Kardeşlikbir kez daha kardeşlerin yardıma muhtaç bir fantezi dünyasına sürüklenmesiyle başlıyor. Bu kez bir dizi adaya bölünmüş Concordia’nın okyanus dünyası var. Kardeşler, biraz yanlış bir isim olan Gemi Şekli Adası adında bir yere varırlar. Teknik olarak bir ada olsa da aynı zamanda bir gemi, sanki denizden çıkmış gibi yüzen bir şehir. Su dünyası. Kısa süre sonra Concordia’nın diğer kırık parçalarını bulmaları ve onları kelimenin tam anlamıyla Ship Shape’e bağlamaları ve böylece dünyayı yeniden bir araya getirmeleri gerektiğini öğrenirler. Ayrıca, bazı nedenlerden dolayı, bu dünyadaki hemen hemen herkesin yüz yerine bir elektrik prizi vardır.
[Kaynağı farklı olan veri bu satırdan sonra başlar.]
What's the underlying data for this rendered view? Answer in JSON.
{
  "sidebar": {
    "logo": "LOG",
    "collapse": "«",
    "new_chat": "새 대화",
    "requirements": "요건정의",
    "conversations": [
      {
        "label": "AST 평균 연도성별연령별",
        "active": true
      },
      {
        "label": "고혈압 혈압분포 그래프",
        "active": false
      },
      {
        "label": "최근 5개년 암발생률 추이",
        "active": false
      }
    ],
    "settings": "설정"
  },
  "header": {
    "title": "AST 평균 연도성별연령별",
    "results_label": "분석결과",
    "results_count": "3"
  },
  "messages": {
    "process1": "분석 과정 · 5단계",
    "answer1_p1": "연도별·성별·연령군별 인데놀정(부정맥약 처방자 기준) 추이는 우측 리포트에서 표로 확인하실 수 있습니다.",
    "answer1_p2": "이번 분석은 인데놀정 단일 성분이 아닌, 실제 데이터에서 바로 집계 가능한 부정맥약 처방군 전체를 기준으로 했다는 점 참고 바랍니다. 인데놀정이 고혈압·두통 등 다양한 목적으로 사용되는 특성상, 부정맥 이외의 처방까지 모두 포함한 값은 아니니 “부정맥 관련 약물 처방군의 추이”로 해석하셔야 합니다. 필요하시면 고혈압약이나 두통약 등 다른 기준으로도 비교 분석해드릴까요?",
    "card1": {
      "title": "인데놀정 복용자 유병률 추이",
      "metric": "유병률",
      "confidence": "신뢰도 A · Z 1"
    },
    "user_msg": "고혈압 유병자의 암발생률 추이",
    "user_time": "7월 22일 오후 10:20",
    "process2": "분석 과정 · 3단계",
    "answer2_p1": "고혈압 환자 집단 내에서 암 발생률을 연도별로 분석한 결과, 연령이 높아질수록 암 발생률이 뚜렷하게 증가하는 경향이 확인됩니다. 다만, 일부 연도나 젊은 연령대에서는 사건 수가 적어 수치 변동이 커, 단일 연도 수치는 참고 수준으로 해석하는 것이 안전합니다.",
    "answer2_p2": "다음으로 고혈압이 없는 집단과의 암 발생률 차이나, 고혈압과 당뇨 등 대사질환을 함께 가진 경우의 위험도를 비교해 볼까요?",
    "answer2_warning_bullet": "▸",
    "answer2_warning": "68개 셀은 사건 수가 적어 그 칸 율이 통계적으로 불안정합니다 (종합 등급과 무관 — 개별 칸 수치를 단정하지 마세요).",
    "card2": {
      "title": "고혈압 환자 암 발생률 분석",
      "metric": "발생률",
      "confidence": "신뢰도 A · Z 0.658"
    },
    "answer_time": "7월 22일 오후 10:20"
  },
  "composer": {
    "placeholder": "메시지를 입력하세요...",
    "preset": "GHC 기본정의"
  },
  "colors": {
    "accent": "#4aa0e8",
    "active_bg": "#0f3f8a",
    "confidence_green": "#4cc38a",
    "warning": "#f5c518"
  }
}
Garip ama işler yeterince basit başlıyor; her adayı bulmak için denizlerde pilotluk yapmanız ve ardından kendinizi bir topla ateşleyerek onlara gitmeniz gerekiyor. Önemli bir deniz feneri, saygı duyulan bir ağaç ve bazı şeytani elektrikli bileşenler hakkında kapsamlı bir olay örgüsü var, ancak Kardeşlik Birbirinden farklı adaları birbirine bağlamadan önce kendi sorunlarını çözmek için ziyaret ettiğinizde en fazla kişiliğe sahip olursunuz.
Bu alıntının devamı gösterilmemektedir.